Of late, I have started working on hybrid mobile application development using Cordova, HTML5, JS, CSS. I was quite fortunate to have started my learning with this awesome framework called ionic. Ionic is a framework built on top of angular js, and is purely meant for hybrid mobile applications development. Ionic offers different components like angular extensions for commonly used/required mobile UI controls, CSS which creates a percentage based layout, and icons which offers a rich icon set primarily for ios and android.  Apart from all of these, the most useful and the powerful component from ionic is the Ionic CLI (command line utility). They have painstakingly taken care of most of the developer productivity concerns and addressed them. In this post, I will walk through some of the basic commands and options available in ionic CLI to get started.

Installing ionic:

Ionic is available as a node package. So, getting started with ionic is as simple as installing the package using npm. The latest available version as of this post is 1.3.3.

$ npm install -g ionic

Ionic requires cordova under the hood for building the application for multi-platform. So install cordova using the below command

$ npm install -g cordova

Creating Projects with ionic:

Creating projects using ionic is much more simpler, as it offers seed projects/templates for the most frequently used mobile UI layouts. To name a few,

  1. blank – a vanilla angular js based seed application
  2. sidemenu – brings out an application with a side menu bar view
  3. tabs – bring out an application with a tabbed view
$ ionic start <app-name> blank|sidemenu|tabs

If no options are provided, “tabs” is considered by default.

Running the project:

Ionic offers multiple options to run the application.

Run in the browser

To run the application in a browser, navigate to the application’s root directory and run the below command. Make sure “www” folder is present inside the directory from where this command is triggered.

$ ionic serve

The output of the above command will be like this, it also shows other options that are available when the application is running.

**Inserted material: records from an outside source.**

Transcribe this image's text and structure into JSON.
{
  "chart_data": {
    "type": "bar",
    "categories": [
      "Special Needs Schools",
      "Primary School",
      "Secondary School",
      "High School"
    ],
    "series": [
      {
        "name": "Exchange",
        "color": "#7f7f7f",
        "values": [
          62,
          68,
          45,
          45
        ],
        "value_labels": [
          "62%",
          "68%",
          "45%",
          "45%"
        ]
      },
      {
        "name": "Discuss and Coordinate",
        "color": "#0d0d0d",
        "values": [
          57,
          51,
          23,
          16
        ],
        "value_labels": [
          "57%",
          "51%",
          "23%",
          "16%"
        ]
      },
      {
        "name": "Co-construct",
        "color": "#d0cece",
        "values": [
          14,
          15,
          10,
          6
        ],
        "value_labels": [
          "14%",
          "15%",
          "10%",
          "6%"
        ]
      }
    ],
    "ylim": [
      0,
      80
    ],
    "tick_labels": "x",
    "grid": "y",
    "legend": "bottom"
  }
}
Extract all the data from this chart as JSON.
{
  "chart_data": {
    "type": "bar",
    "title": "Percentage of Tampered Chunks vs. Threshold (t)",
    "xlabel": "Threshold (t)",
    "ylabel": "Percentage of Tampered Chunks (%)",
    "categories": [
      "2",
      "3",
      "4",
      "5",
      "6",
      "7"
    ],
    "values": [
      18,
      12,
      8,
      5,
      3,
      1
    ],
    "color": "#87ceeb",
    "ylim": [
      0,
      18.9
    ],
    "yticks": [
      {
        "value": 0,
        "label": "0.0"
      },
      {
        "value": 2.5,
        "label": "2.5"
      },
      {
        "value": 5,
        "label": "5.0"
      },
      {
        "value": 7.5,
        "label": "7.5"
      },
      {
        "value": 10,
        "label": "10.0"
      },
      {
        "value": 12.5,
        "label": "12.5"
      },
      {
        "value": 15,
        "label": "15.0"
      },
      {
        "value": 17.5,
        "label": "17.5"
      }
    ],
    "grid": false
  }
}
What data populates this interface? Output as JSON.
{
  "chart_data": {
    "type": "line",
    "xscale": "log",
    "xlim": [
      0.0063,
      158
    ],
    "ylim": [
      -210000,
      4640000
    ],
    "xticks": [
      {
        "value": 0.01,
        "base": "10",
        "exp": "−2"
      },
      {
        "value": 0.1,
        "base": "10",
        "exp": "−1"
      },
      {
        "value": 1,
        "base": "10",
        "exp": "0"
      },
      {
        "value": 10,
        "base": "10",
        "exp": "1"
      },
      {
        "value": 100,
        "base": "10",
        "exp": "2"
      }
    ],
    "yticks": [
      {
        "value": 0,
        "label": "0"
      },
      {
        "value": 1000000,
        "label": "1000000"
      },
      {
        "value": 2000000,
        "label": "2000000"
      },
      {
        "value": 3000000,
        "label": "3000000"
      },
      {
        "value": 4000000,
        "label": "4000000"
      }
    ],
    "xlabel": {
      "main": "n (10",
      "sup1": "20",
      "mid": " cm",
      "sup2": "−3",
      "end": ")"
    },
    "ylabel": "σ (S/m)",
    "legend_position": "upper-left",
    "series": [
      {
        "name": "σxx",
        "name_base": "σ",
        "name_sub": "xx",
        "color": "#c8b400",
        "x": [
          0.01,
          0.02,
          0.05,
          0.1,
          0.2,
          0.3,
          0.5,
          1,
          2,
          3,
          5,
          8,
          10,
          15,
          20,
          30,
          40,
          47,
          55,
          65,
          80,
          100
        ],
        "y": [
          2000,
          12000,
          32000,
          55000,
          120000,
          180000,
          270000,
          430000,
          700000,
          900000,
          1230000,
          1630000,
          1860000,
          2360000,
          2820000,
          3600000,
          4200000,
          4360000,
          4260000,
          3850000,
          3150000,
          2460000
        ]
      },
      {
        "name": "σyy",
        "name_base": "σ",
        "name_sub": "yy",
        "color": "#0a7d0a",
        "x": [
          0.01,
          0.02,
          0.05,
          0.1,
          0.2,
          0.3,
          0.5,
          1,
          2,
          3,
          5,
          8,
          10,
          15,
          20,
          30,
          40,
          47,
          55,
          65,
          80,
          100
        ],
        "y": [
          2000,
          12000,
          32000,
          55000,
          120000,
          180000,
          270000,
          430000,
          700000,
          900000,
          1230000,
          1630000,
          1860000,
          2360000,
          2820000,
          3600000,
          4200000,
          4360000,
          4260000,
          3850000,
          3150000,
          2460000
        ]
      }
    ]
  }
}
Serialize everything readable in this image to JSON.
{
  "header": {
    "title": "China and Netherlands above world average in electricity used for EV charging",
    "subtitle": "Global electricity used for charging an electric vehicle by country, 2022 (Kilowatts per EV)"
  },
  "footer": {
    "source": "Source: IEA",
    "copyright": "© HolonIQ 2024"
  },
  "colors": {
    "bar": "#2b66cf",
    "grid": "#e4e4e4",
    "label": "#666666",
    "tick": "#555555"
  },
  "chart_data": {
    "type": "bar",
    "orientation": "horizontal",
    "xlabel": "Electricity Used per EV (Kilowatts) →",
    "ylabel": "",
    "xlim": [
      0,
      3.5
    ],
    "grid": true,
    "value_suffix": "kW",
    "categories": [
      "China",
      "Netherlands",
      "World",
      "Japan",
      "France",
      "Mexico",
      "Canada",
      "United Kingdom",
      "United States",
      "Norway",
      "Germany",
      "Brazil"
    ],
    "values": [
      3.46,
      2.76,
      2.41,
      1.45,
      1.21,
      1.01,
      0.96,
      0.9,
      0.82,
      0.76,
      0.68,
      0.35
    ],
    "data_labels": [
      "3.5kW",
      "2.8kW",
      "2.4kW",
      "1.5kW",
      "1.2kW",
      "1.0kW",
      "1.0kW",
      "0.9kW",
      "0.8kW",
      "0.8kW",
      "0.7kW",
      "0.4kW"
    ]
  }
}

Running dev server: http://localhost:8100
Running live reload server: http://localhost:35729
Watching : [ ‘www/**/*’, ‘!www/lib/**/*’ ]
Ionic server commands, enter:
restart or r to restart the client app from the root
goto or g and a url to have the app navigate to the given url
consolelogs or c to enable/disable console log output
serverlogs or s to enable/disable server log output
quit or q to shutdown the server and exit

This will serve the application under a node server. This would also start a live reload server, which I found is another great value addition. Live reload server will watch for any changes inside “www” folder and automatically reload the same in the browser. So, as you make any change and click save in your favourite editor, the change would get automatically refreshed in the browser(s).

Another cool feature about “ionic serve” is the side by side android/ios view of the application. Running the below command just does that.

$ ionic serve --lab

In the below screenshot, the left is iOS and the right is android’s view of the sample ionic tabs application.


Adding platforms to the project:

Adding platforms to the project is similar to the Cordova command

$ ionic platform add android
$ ionic platform add ios

Building for android platform requires android SDK/build tools to be available in the machine as pre-requisite. Building for iOS requires Mac OS X machine with XCode

Building for specific platforms is done via the below commands

$ ionic build android
$ ionic build ios

Running in the emulator:

Android emulation requires AVDs be configured appropriately in the machine, if it’s not configured, run the below commands to configure the same.

$ android list targets
$ android create avd -n name -t targetID 

targetID – the id of the target (listed by the first command) based on which the AVD needs to be created.

iOS simulation is possible only in MAC and it requires another node package to be installed. Run the below command to install the same

$ npm install -g ios-sim

Now you are all set to emulate your ionic application using the below commands.

$ ionic emulate android
$ ionic emulate ios

Running in the device:

If an android/ios device is plugged in via USB to the machine, then “ionic run” commands will deploy the application to the device directly. Make sure the target device is detected by the machine before running these commands. In case of android, run the following command to confirm the device is detected by the machine

$ adb devices -l

In case of iOS, the appropriate developer certificate and the provisioning profile need to be set for the application. These can be set by opening “yourprojectname.xcodeproj” once in XCode.

Below command runs the application in their corresponding devices

$ ionic run android 
$ ionic run ios

So, that’s a quick sneak peek of the basic yet powerful commands that ionic offers. There are still a lot more useful commands that ionic offers. These would be a good to know stuffs to get started with ionic. And of course Ionic’s documentation is a very comprehensive one covering all the aspects making it very easy and smooth for anyone to learn. A lot of working examples are available in codepen as well.